Even the songs dealing with relationships, the strummed acoustics of Summer Of Love, or the heartbreaking piano ballad Half Moon, are less idealistic, more reasoned, less romantic. On the former we find Katie talking of the past, “the summer of love was a photo of us” she recalls, but where once this look at the past would find her drowning without you, now she’s, “treading water.” Whilst on Half Moon, she looks back on a past relationship she slipped back into, “I invite myself in and I think I kissed you first, but this glimpse at the past it is tattered and trite, our love tastes like sugar but it pulls all the life out of me”. Even in the pain there’s a feeling of acceptance, the feeling that what didn’t work in the past is still doomed to fail in the present, she notes, “the pain that you make never dies” but you’re left not with a feeling of anguish but of reality.
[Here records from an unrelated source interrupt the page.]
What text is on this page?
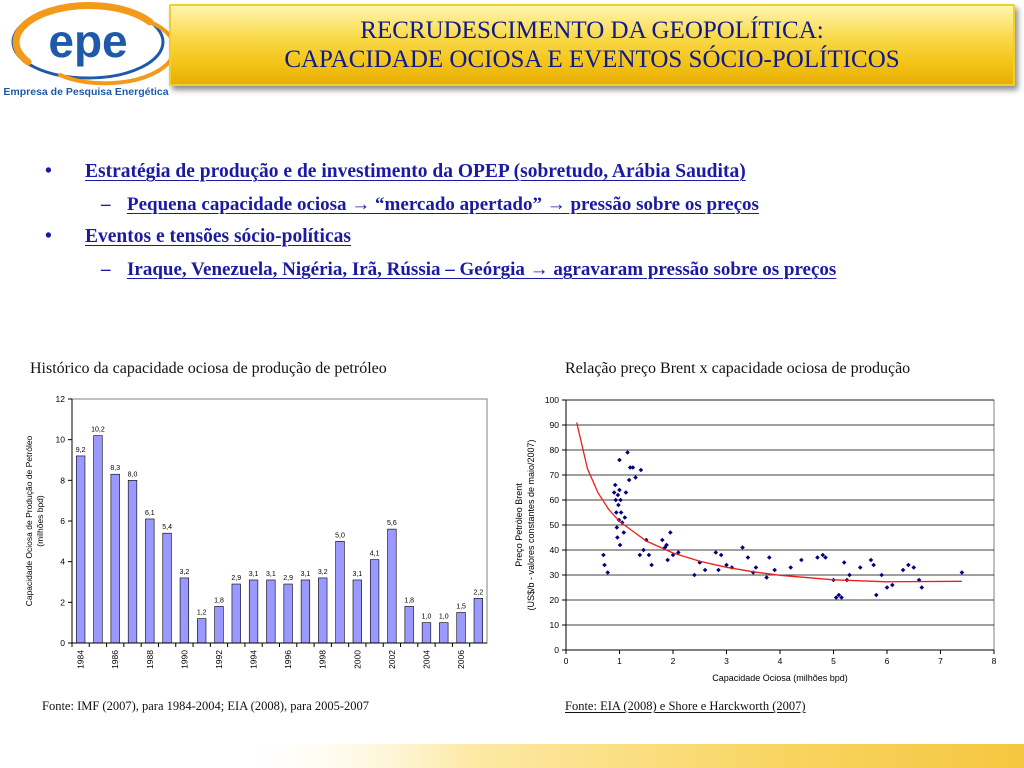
epe
Empresa de Pesquisa Energética
RECRUDESCIMENTO DA GEOPOLÍTICA:
CAPACIDADE OCIOSA E EVENTOS SÓCIO-POLÍTICOS
• Estratégia de produção e de investimento da OPEP (sobretudo, Arábia Saudita)
– Pequena capacidade ociosa → “mercado apertado” → pressão sobre os preços
• Eventos e tensões sócio-políticas
– Iraque, Venezuela, Nigéria, Irã, Rússia – Geórgia → agravaram pressão sobre os preços
Histórico da capacidade ociosa de produção de petróleo	Relação preço Brent x capacidade ociosa de produção
9,2
10,2
8,3
8,0
6,1
5,4
3,2
1,2
1,8
2,9
3,1 3,1
2,9
3,1 3,2
5,0
3,1
4,1
5,6
1,8
1,0 1,0
1,5
2,2
0
2
4
6
8
10
12
1984	1986	1988	1990	1992	1994	1996	1998	2000	2002	2004	2006
Capacidade Ociosa de Produção de Petróleo (milhões bpd)
0
10
20
30
40
50
60
70
80
90
100
0	1	2	3	4	5	6	7	8
Capacidade Ociosa (milhões bpd)
Preço Petróleo Brent (US$/b - valores constantes de maio/2007)
Fonte: IMF (2007), para 1984-2004; EIA (2008), para 2005-2007	Fonte: EIA (2008) e Shore e Harckworth (2007)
Katie has spoke of a feeling that the current interest in her work could all collapse, and that it would be ok, that she could happily go back to the days of house shows and scraping a living, but with a record this good, don’t expect Waxahatchee to be on insecure ground for long, there’s little doubt here, she’s going to be a star!
Ivy Tripp is out now on Wichita Records with Merge releasing it in the USA. Waxahatchee tour the UK in June, followed by a set at Greenman Festival in August.